Modica - La casa circondariale di Modica è vuota. Gli ultimi cinque detenuti sono stati trasferiti ieri mattina. Niente sospensioni, in attesa di sapere a settembre se il palazzo di giustizia sarà utilizzato oppure se gli uffici giudiziari resteranno come oggi concentrati a Ragusa.

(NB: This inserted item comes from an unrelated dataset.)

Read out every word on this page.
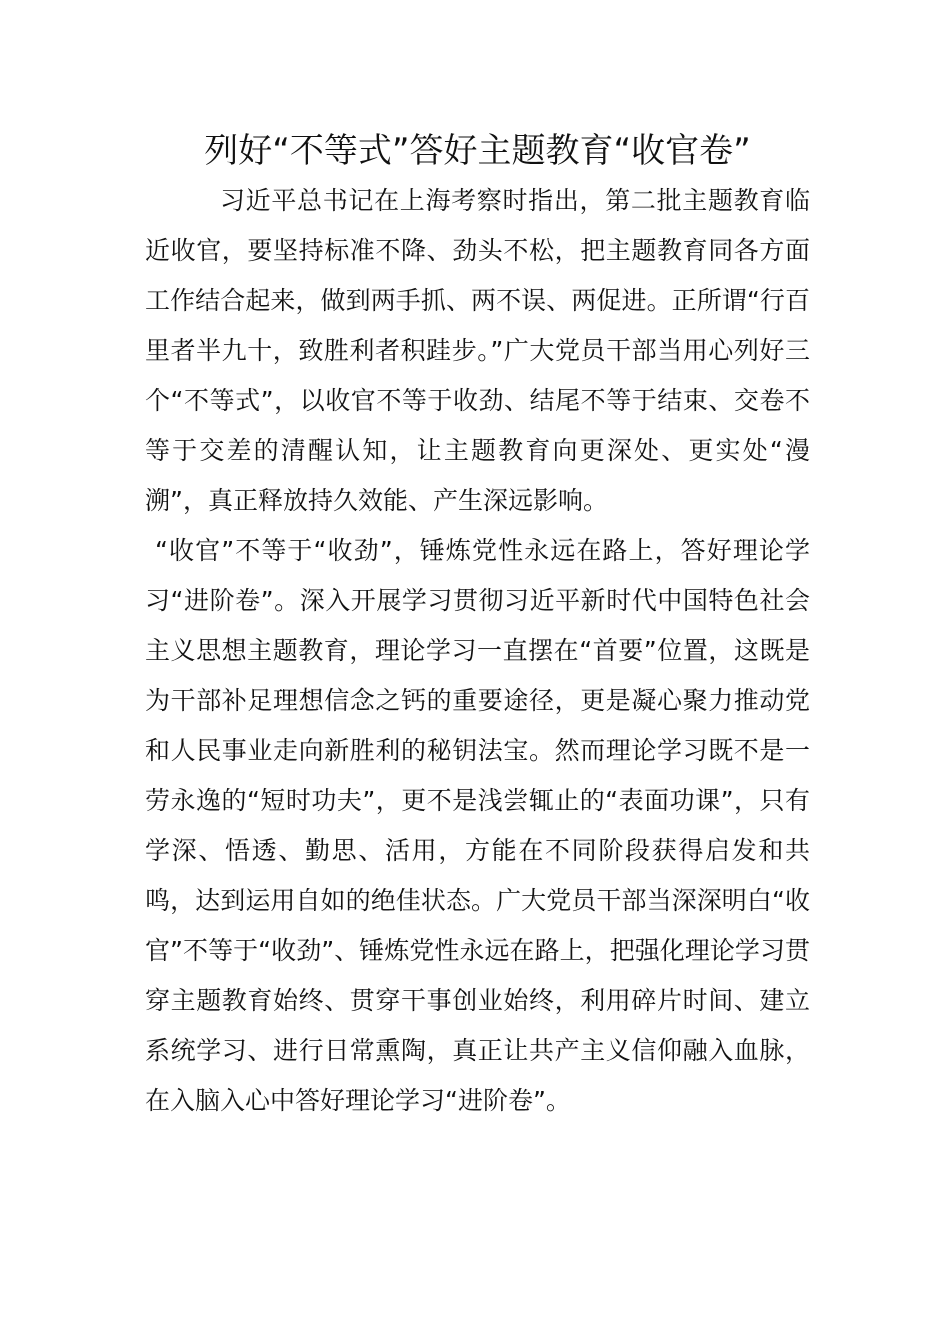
列好“不等式”答好主题教育“收官卷”

习近平总书记在上海考察时指出，第二批主题教育临近收官，要坚持标准不降、劲头不松，把主题教育同各方面工作结合起来，做到两手抓、两不误、两促进。正所谓“行百里者半九十，致胜利者积跬步。”广大党员干部当用心列好三个“不等式”，以收官不等于收劲、结尾不等于结束、交卷不等于交差的清醒认知，让主题教育向更深处、更实处“漫溯”，真正释放持久效能、产生深远影响。

“收官”不等于“收劲”，锤炼党性永远在路上，答好理论学习“进阶卷”。深入开展学习贯彻习近平新时代中国特色社会主义思想主题教育，理论学习一直摆在“首要”位置，这既是为干部补足理想信念之钙的重要途径，更是凝心聚力推动党和人民事业走向新胜利的秘钥法宝。然而理论学习既不是一劳永逸的“短时功夫”，更不是浅尝辄止的“表面功课”，只有学深、悟透、勤思、活用，方能在不同阶段获得启发和共鸣，达到运用自如的绝佳状态。广大党员干部当深深明白“收官”不等于“收劲”、锤炼党性永远在路上，把强化理论学习贯穿主题教育始终、贯穿干事创业始终，利用碎片时间、建立系统学习、进行日常熏陶，真正让共产主义信仰融入血脉，在入脑入心中答好理论学习“进阶卷”。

Oggi è il tempo di riflessioni e amarezza per un percorso di vita interrotto in itinere, in cui la direttrice, Giovanna Maltese, gli operatori e i volontari hanno creduto, e lo hanno fatto anche i detenuti e le loro famiglie. Un senso di amarezza che accresce se si pensa ai fattacci dell’altro giorno, quando gli agenti di polizia penitenziaria L.A. e C.F., entrambi 45enni e di origini modicane, sono stati tratti in arresto per violenza sessuale aggravata e spaccio di sostanze stupefacenti. Il loro interrogatorio di garanzia dinanzi al Gip di Ragusa è fissato per mercoledì alla presenza degli avv. Ignazio Galfo e Iwan Petriglieri. Nel frattempo sono ai domiciliari. Una storia che lascia allibiti coloro che hanno lavorato fianco a fianco con i due secondini e che non vogliono credere alle accuse e attendono l’esito del processo.
La direttrice preferisce non entrare nel merito della vicenda giudiziaria, puntando piuttosto a ricordare come l’eventuale grave errore commesso da qualcuno non debba inficiare il lavoro espletato fino a ieri da tutti gli altri né, tantomeno, contribuire a dare il colpo di grazia a un carcere già sul baratro, in quanto tagliato fuori nella nuova geografia che ridisegna le carceri nello Stivale. “Se questi due agenti si riveleranno essere ‘mele marce’ – dice la Maltese – allora dovranno pagare”.
Il suo pensiero corre alla sorveglianza dinamica all’interno del carcere, con giornate scandite dalle 9 alle 18 con laboratori, lavoro, corsi scolastici, palestra, sotto la vigilanza della polizia penitenziaria, con in media un agente per sezione a controllare 30 detenuti. Subito dopo, allontanando la mente dall’inchiesta, la direttrice ripensa ai tanti anni trascorsi a Modica. “Abbiamo fatto di tutto per realizzare il recupero del detenuto richiesto dalla Costituzione. Prima gli aspetti materiali, a cominciare dai servizi igienici annessi alle camere, in rispetto della dignità e della privacy di ciascun individuo, poi abbiamo guardato alla persona, instaurando un dialogo e acquistando la sua fiducia con attività trattamentali tali da permettere un graduale reinserimento nel mondo. Spero che nulla sia vanificato. Auguro il meglio a questi ragazzi”.